Background: Aclidinium bromide/formoterol fumarate fixed-dose combination (FDC) twice daily (BID) is approved in Europe for the treatment of COPD. Aim: To evaluate overall and cardiovascular (CV) safety of aclidinium/formoterol FDC vs salmeterol/fluticasone propionate FDC in patients with COPD. Methods: Safety data were analysed from a 24-week, randomised, double-blind, Phase IIIb study of aclidinium/formoterol 400/12 µg BID or salmeterol/fluticasone 50/500 µg BID in patients with COPD (NCT01908140). Adverse events (AEs) were monitored, including cardiac, cerebrovascular and serious AEs (SAEs). Laboratory tests and electrocardiograms (ECG) were recorded. Results: The safety population included 933 patients: mean age 63.4 years; 65.1% male. At baseline 52.8% had hypertensive disorders, 11.8% had diabetes and 21.8% had cardiac disorders. Incidence of AEs and SAEs was similar across groups (Table). Incidence of cardiac and cerebrovascular AEs was low in both groups (Table).
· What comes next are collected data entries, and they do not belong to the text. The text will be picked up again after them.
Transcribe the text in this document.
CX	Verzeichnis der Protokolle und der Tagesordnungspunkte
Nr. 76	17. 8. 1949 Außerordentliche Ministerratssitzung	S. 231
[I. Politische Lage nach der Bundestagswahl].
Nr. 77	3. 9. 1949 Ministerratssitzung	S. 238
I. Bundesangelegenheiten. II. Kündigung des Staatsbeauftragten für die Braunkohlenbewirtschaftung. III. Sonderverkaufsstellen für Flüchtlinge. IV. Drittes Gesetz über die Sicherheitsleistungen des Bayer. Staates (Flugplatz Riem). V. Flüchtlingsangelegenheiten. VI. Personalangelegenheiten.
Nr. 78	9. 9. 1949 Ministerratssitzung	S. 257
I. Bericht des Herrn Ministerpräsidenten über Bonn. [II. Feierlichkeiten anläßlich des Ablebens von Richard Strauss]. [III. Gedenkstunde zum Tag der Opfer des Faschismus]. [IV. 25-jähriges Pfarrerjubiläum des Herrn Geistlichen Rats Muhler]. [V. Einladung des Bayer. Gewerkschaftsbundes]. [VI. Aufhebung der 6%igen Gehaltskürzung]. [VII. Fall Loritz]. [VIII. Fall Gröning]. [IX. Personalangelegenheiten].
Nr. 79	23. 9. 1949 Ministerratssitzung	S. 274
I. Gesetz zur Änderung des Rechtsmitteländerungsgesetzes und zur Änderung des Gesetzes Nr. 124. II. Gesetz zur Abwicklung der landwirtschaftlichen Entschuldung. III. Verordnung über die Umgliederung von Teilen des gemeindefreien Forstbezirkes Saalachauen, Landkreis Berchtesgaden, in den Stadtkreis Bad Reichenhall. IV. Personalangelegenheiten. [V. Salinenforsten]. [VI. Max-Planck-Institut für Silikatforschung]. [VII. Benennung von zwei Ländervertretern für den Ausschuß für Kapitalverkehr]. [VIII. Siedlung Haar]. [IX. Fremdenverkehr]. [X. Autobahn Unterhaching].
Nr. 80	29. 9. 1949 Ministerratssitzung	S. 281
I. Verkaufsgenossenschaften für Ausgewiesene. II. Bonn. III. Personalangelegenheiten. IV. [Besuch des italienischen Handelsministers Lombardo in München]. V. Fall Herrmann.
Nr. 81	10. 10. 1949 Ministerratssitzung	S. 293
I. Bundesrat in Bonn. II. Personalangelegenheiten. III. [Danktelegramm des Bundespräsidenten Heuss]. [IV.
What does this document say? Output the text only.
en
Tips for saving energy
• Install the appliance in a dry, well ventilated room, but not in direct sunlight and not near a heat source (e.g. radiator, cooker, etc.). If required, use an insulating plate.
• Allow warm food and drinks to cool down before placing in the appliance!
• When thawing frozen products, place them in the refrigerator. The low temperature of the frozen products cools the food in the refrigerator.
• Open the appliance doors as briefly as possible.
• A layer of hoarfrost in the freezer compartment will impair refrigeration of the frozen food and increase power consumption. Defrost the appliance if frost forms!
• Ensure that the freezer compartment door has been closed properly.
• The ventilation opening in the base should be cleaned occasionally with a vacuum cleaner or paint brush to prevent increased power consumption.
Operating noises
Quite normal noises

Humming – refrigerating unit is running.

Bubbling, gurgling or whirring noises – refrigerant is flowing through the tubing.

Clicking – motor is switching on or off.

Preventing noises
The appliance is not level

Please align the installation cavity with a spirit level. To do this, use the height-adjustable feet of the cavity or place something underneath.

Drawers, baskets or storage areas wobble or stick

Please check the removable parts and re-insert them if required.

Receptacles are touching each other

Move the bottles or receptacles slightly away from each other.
AEs related to inhaled corticosteroids (ICS) were more common in patients receiving salmeterol/fluticasone than in the aclidinium/formoterol group (Table). Laboratory and ECG results were similar across groups. Conclusions: Aclidinium/formoterol and salmeterol/fluticasone FDCs were well tolerated in patients with COPD. Incidence of CV AEs was low.